- Вот именно! - И продолжал свою мысль: - Откуда эта печаль? Я десятки раз возвращался к книге Товита, чтобы понять, была ли она ведома ему. Текст скуп! А слова, которые можно было толковать как выражение его самочувствия после свершившегося факта, говорят, как мне порой кажется, об ином. Отец Сарры-еще только одна подробность, - извинился он перед слушателями, - как вы помните, согласился на этот брак, но не без опаски. Видно, ночью он пришел в отчаяние, раз поутру разбудил домашних и приказал рыть могилу. Восьмую могилу в саду! Они выкопали. Ненадолго это его успокоило. Он не мог выдержать. Побежал к новобрачным и "нашел их живыми, здоровыми и спящими вместе". В Священном писании нет ни одного слова без смысла, нет таких, которые повторяются без толку. Поэтому я думаю, что "живые" относятся к плоти, "здоровые" к чему-то другому. К духу? Самочувствию? Способности? Но в таком случае они могут проявиться лишь тогда, когда человек знает, что не для одного наслаждения, но и ради потомства он старался.

Костопольский начал:

- Иначе ненасытность...

Но Болдажевский набросился на него:

- Нет, тысячу раз нет! - объявил он. Как бы там ни было, но такого аргумента он не мог допустить. - Ненасытность, неполнота наслаждения, разочарование завершенностью-нелепая идея! Это уже наш век особенно тянется к подобного рода диким диагнозам.
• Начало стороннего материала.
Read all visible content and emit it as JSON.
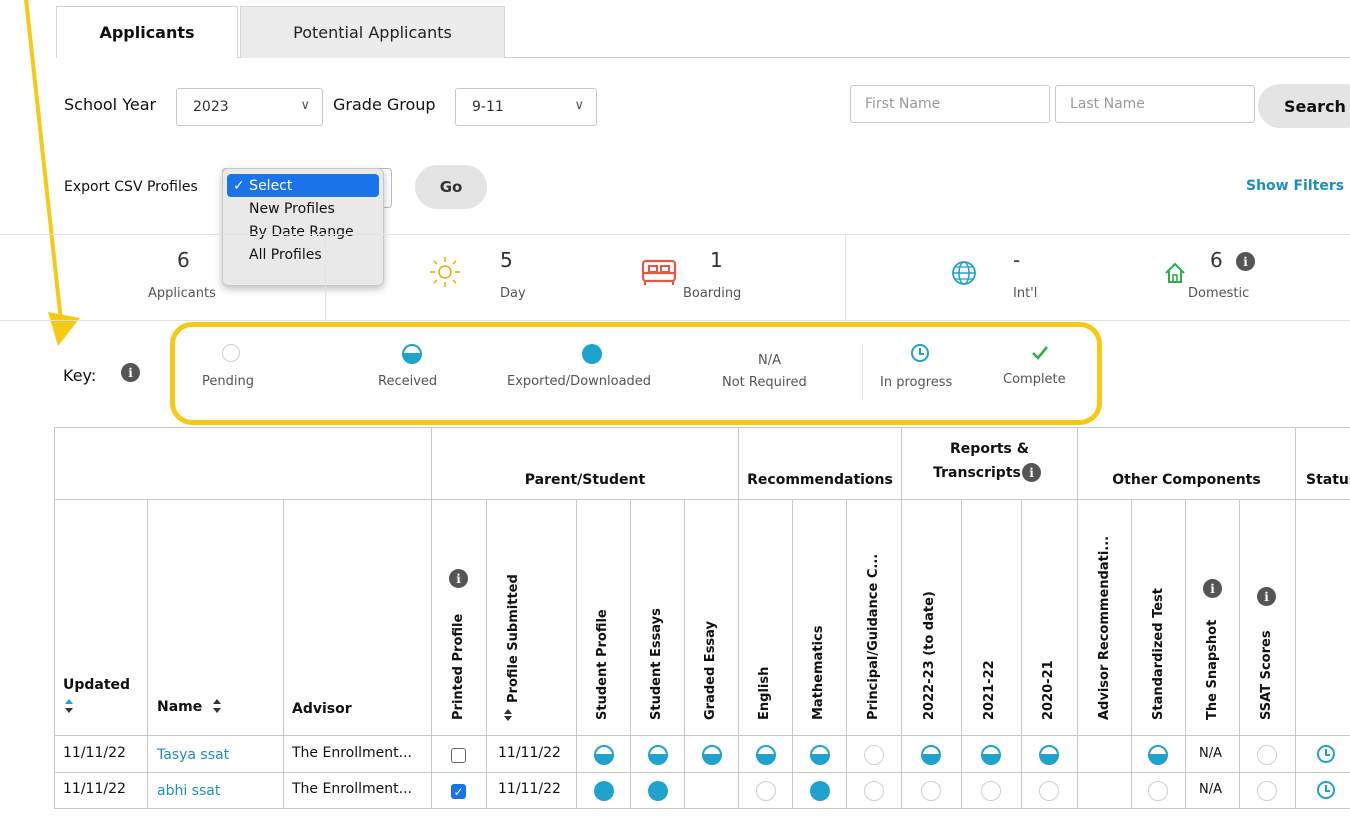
{
  "tabs": [
    {
      "label": "Applicants",
      "active": true
    },
    {
      "label": "Potential Applicants",
      "active": false
    }
  ],
  "filters": {
    "school_year_label": "School Year",
    "school_year_value": "2023",
    "grade_group_label": "Grade Group",
    "grade_group_value": "9-11",
    "first_name_placeholder": "First Name",
    "last_name_placeholder": "Last Name",
    "search_label": "Search"
  },
  "export": {
    "label": "Export CSV Profiles",
    "options": [
      "✓ Select",
      "New Profiles",
      "By Date Range",
      "All Profiles"
    ],
    "go_label": "Go",
    "show_filters_label": "Show Filters ∨"
  },
  "stats": [
    {
      "value": "6",
      "label": "Applicants",
      "icon": "people-icon"
    },
    {
      "value": "5",
      "label": "Day",
      "icon": "sun-icon"
    },
    {
      "value": "1",
      "label": "Boarding",
      "icon": "bed-icon"
    },
    {
      "value": "-",
      "label": "Int'l",
      "icon": "globe-icon"
    },
    {
      "value": "6",
      "label": "Domestic",
      "icon": "house-icon"
    }
  ],
  "key": {
    "label": "Key:",
    "items": [
      {
        "label": "Pending"
      },
      {
        "label": "Received"
      },
      {
        "label": "Exported/Downloaded"
      },
      {
        "symbol": "N/A",
        "label": "Not Required"
      },
      {
        "label": "In progress"
      },
      {
        "label": "Complete"
      }
    ]
  },
  "table": {
    "groups": [
      "Parent/Student",
      "Recommendations",
      "Reports &",
      "Transcripts",
      "Other Components",
      "Status"
    ],
    "columns": {
      "updated": "Updated",
      "name": "Name",
      "advisor": "Advisor",
      "rot": [
        "Printed Profile",
        "Profile Submitted",
        "Student Profile",
        "Student Essays",
        "Graded Essay",
        "English",
        "Mathematics",
        "Principal/Guidance C...",
        "2022-23 (to date)",
        "2021-22",
        "2020-21",
        "Advisor Recommendati...",
        "Standardized Test",
        "The Snapshot",
        "SSAT Scores"
      ]
    },
    "rows": [
      {
        "updated": "11/11/22",
        "name": "Tasya ssat",
        "advisor": "The Enrollment...",
        "printed": false,
        "submitted": "11/11/22",
        "snapshot": "N/A"
      },
      {
        "updated": "11/11/22",
        "name": "abhi ssat",
        "advisor": "The Enrollment...",
        "printed": true,
        "submitted": "11/11/22",
        "snapshot": "N/A"
      }
    ]
  },
  "colors": {
    "accent": "#1fa3cc",
    "highlight": "#f6c915",
    "link": "#1e8fbd"
  }
}
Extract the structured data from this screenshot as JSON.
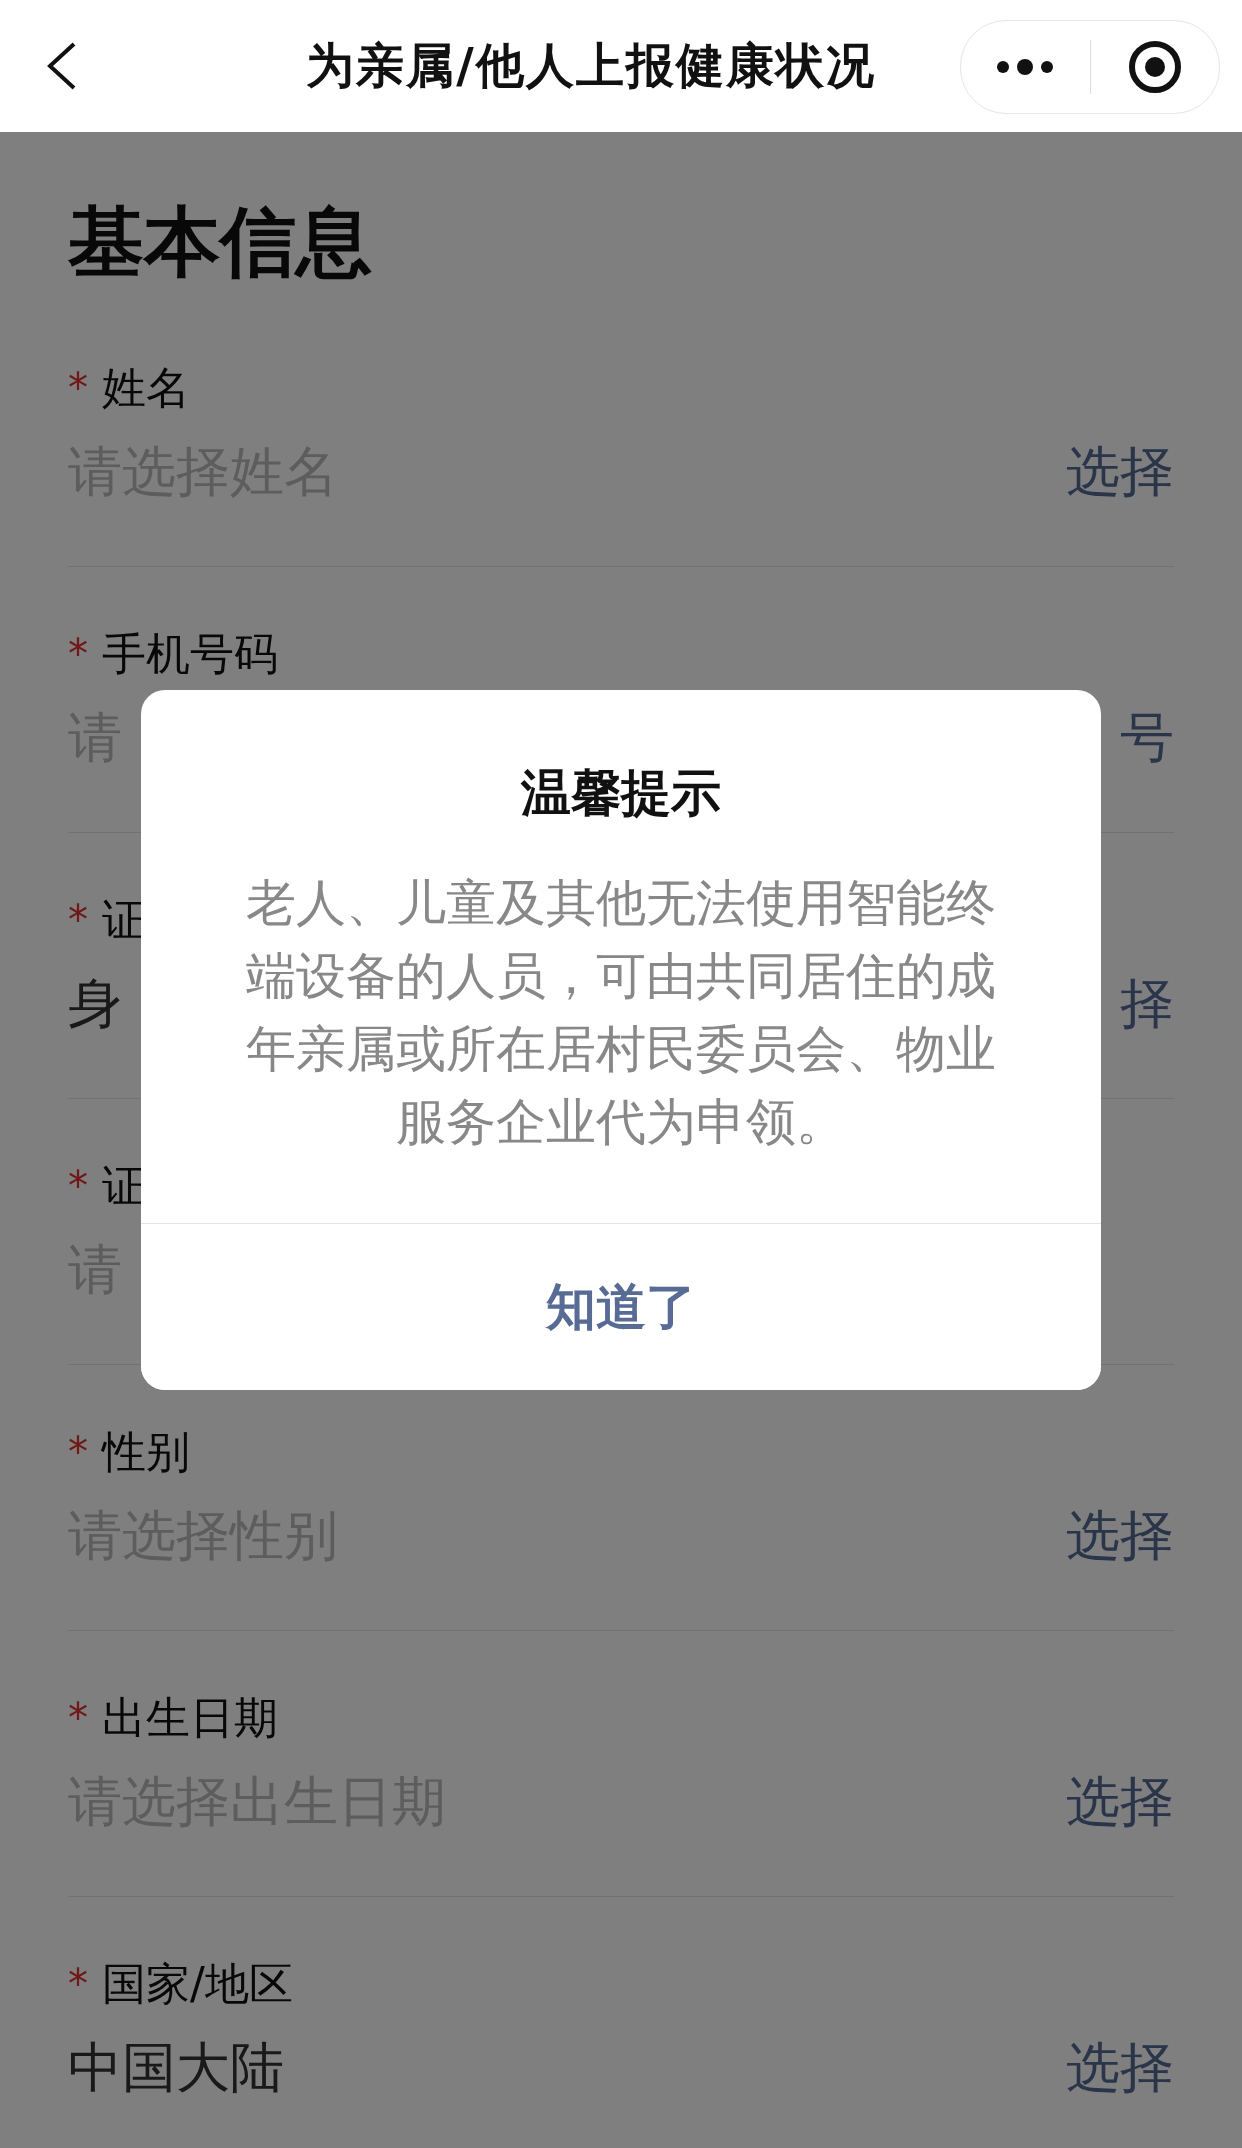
{
  "nav": {
    "title": "为亲属/他人上报健康状况"
  },
  "section_title": "基本信息",
  "fields": [
    {
      "mark": "*",
      "label": "姓名",
      "placeholder": "请选择姓名",
      "action": "选择"
    },
    {
      "mark": "*",
      "label": "手机号码",
      "placeholder": "请",
      "action": "号"
    },
    {
      "mark": "*",
      "label": "证",
      "value": "身",
      "action": "择"
    },
    {
      "mark": "*",
      "label": "证",
      "placeholder": "请"
    },
    {
      "mark": "*",
      "label": "性别",
      "placeholder": "请选择性别",
      "action": "选择"
    },
    {
      "mark": "*",
      "label": "出生日期",
      "placeholder": "请选择出生日期",
      "action": "选择"
    },
    {
      "mark": "*",
      "label": "国家/地区",
      "value": "中国大陆",
      "action": "选择"
    }
  ],
  "dialog": {
    "title": "温馨提示",
    "message": "老人、儿童及其他无法使用智能终端设备的人员，可由共同居住的成年亲属或所在居村民委员会、物业服务企业代为申领。",
    "button": "知道了"
  }
}
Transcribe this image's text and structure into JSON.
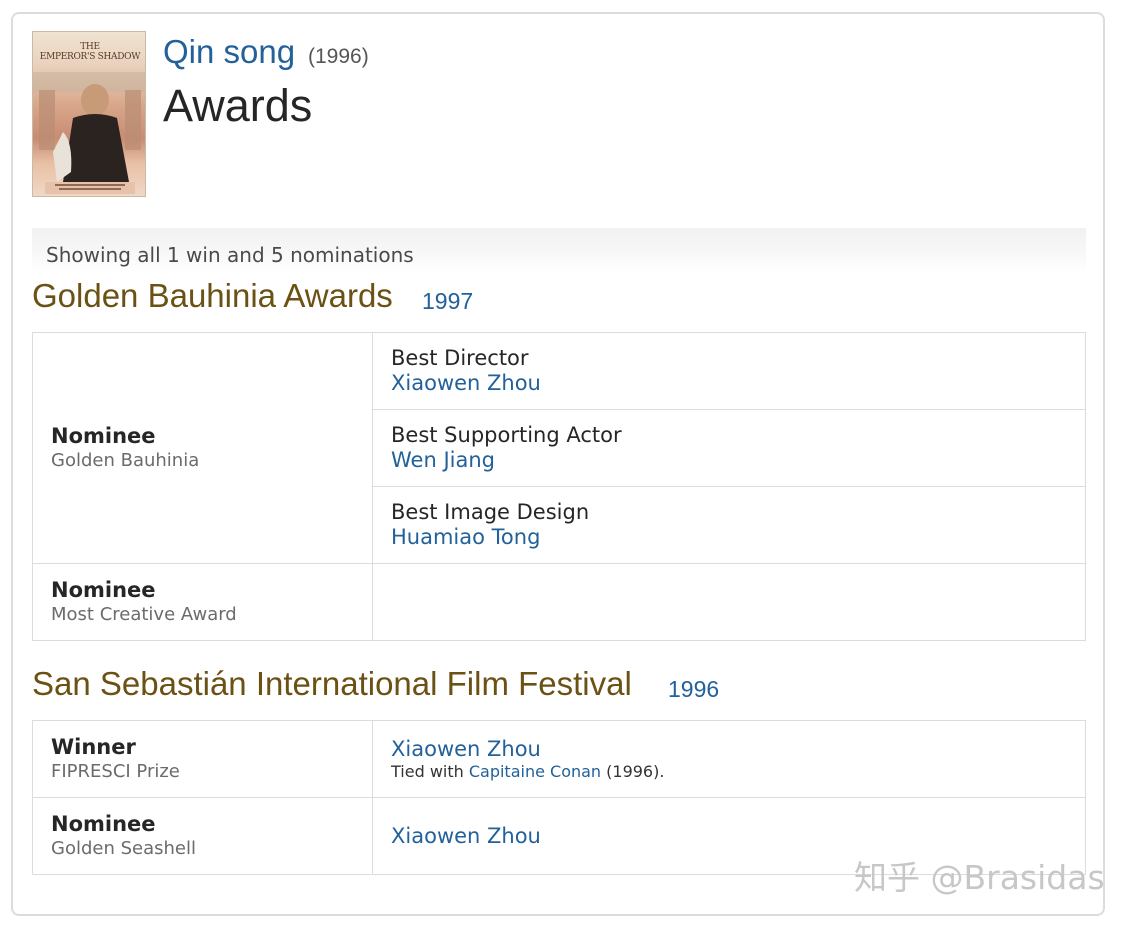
{
  "poster": {
    "title_line1": "THE",
    "title_line2": "EMPEROR'S SHADOW"
  },
  "header": {
    "title_link": "Qin song",
    "year": "(1996)",
    "page_title": "Awards"
  },
  "summary": "Showing all 1 win and 5 nominations",
  "events": [
    {
      "name": "Golden Bauhinia Awards",
      "year": "1997",
      "rows": [
        {
          "status": "Nominee",
          "category": "Golden Bauhinia",
          "awards": [
            {
              "category": "Best Director",
              "person": "Xiaowen Zhou"
            },
            {
              "category": "Best Supporting Actor",
              "person": "Wen Jiang"
            },
            {
              "category": "Best Image Design",
              "person": "Huamiao Tong"
            }
          ]
        },
        {
          "status": "Nominee",
          "category": "Most Creative Award",
          "awards": []
        }
      ]
    },
    {
      "name": "San Sebastián International Film Festival",
      "year": "1996",
      "rows": [
        {
          "status": "Winner",
          "category": "FIPRESCI Prize",
          "person": "Xiaowen Zhou",
          "tie_prefix": "Tied with ",
          "tie_link": "Capitaine Conan",
          "tie_suffix": " (1996)."
        },
        {
          "status": "Nominee",
          "category": "Golden Seashell",
          "person": "Xiaowen Zhou"
        }
      ]
    }
  ],
  "watermark": "知乎 @Brasidas",
  "colors": {
    "link": "#226199",
    "event_title": "#6b5114",
    "border": "#dcdcdc"
  }
}
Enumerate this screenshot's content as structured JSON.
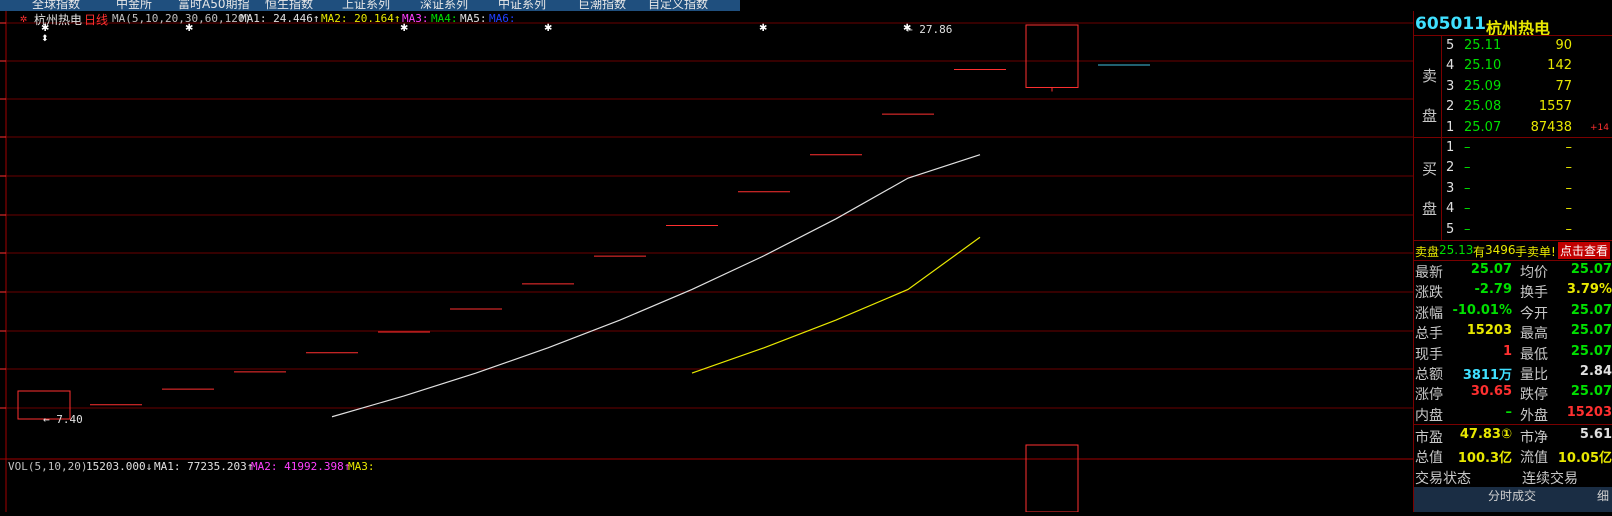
{
  "tabs": [
    "全球指数",
    "中金所",
    "富时A50期指",
    "恒生指数",
    "上证系列",
    "深证系列",
    "中证系列",
    "巨潮指数",
    "自定义指数"
  ],
  "chart": {
    "stock_name": "杭州热电",
    "period": "日线",
    "ma_label": "MA(5,10,20,30,60,120)",
    "ma1": "MA1: 24.446↑",
    "ma2": "MA2: 20.164↑",
    "ma3": "MA3:",
    "ma4": "MA4:",
    "ma5": "MA5:",
    "ma6": "MA6:",
    "high_annotation": "← 27.86",
    "low_annotation": "← 7.40",
    "vol_label": "VOL(5,10,20)",
    "vol_value": "15203.000↓",
    "vol_ma1": "MA1: 77235.203↑",
    "vol_ma2": "MA2: 41992.398↑",
    "vol_ma3": "MA3:",
    "colors": {
      "up": "#ff3030",
      "ma1": "#e0e0e0",
      "ma2": "#e8e800",
      "ma3": "#ff40ff",
      "ma4": "#00e000",
      "ma5": "#e0e0e0",
      "ma6": "#2040ff",
      "grid": "#6a0000"
    }
  },
  "chart_data": {
    "type": "candlestick",
    "daily_prices_last_to_first_board": [
      7.4,
      8.14,
      8.95,
      9.85,
      10.84,
      11.92,
      13.11,
      14.42,
      15.86,
      17.45,
      19.2,
      21.12,
      23.23,
      25.55,
      27.86,
      25.07
    ],
    "ma1_from_day5": [
      10.84,
      11.92,
      13.11,
      14.42,
      15.86,
      17.45,
      19.2,
      21.12,
      23.23,
      24.45
    ],
    "ma2_from_day10": [
      13.11,
      14.42,
      15.86,
      17.45,
      20.16
    ],
    "last_volume": 15203
  },
  "panel": {
    "code": "605011",
    "name": "杭州热电",
    "sell_label_1": "卖",
    "sell_label_2": "盘",
    "buy_label_1": "买",
    "buy_label_2": "盘",
    "sell": [
      {
        "n": "5",
        "price": "25.11",
        "vol": "90"
      },
      {
        "n": "4",
        "price": "25.10",
        "vol": "142"
      },
      {
        "n": "3",
        "price": "25.09",
        "vol": "77"
      },
      {
        "n": "2",
        "price": "25.08",
        "vol": "1557"
      },
      {
        "n": "1",
        "price": "25.07",
        "vol": "87438",
        "chg": "+14"
      }
    ],
    "buy": [
      {
        "n": "1",
        "price": "–",
        "vol": "–"
      },
      {
        "n": "2",
        "price": "–",
        "vol": "–"
      },
      {
        "n": "3",
        "price": "–",
        "vol": "–"
      },
      {
        "n": "4",
        "price": "–",
        "vol": "–"
      },
      {
        "n": "5",
        "price": "–",
        "vol": "–"
      }
    ],
    "notice_prefix": "卖盘",
    "notice_price": "25.13",
    "notice_mid": "有",
    "notice_qty": "3496",
    "notice_suffix": "手卖单!",
    "notice_button": "点击查看",
    "stats": [
      {
        "l1": "最新",
        "v1": "25.07",
        "c1": "#00e000",
        "l2": "均价",
        "v2": "25.07",
        "c2": "#00e000"
      },
      {
        "l1": "涨跌",
        "v1": "-2.79",
        "c1": "#00e000",
        "l2": "换手",
        "v2": "3.79%",
        "c2": "#e8e800"
      },
      {
        "l1": "涨幅",
        "v1": "-10.01%",
        "c1": "#00e000",
        "l2": "今开",
        "v2": "25.07",
        "c2": "#00e000"
      },
      {
        "l1": "总手",
        "v1": "15203",
        "c1": "#e8e800",
        "l2": "最高",
        "v2": "25.07",
        "c2": "#00e000"
      },
      {
        "l1": "现手",
        "v1": "1",
        "c1": "#ff3030",
        "l2": "最低",
        "v2": "25.07",
        "c2": "#00e000"
      },
      {
        "l1": "总额",
        "v1": "3811万",
        "c1": "#40e0ff",
        "l2": "量比",
        "v2": "2.84",
        "c2": "#e0e0e0"
      },
      {
        "l1": "涨停",
        "v1": "30.65",
        "c1": "#ff3030",
        "l2": "跌停",
        "v2": "25.07",
        "c2": "#00e000"
      },
      {
        "l1": "内盘",
        "v1": "–",
        "c1": "#00e000",
        "l2": "外盘",
        "v2": "15203",
        "c2": "#ff3030"
      }
    ],
    "stats2": [
      {
        "l1": "市盈",
        "v1": "47.83①",
        "c1": "#e8e800",
        "l2": "市净",
        "v2": "5.61",
        "c2": "#e0e0e0"
      },
      {
        "l1": "总值",
        "v1": "100.3亿",
        "c1": "#e8e800",
        "l2": "流值",
        "v2": "10.05亿",
        "c2": "#e8e800"
      }
    ],
    "status_label": "交易状态",
    "status_value": "连续交易",
    "bottom_tab": "分时成交",
    "bottom_tab2": "细"
  }
}
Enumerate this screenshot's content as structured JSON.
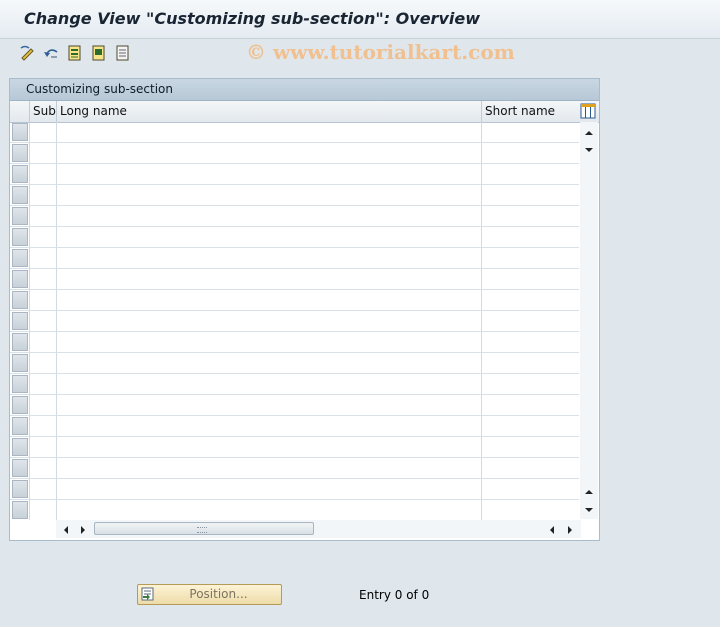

Бог своими писаниями, думается, ясно говорит: "чловече, ты творишь наследника своего одновременно и своим телом, и своим духом". Мы хорошо знаем, что происходит с предназначенной на будущее существо частичкой человеческой материи, которую человек отторгает от себя. А с той частичкой нашей души, которая оставляет нас, дабы зачать душу ребенка? Что с нею происходит? Может, это она так ходит по кругу и печалит нас...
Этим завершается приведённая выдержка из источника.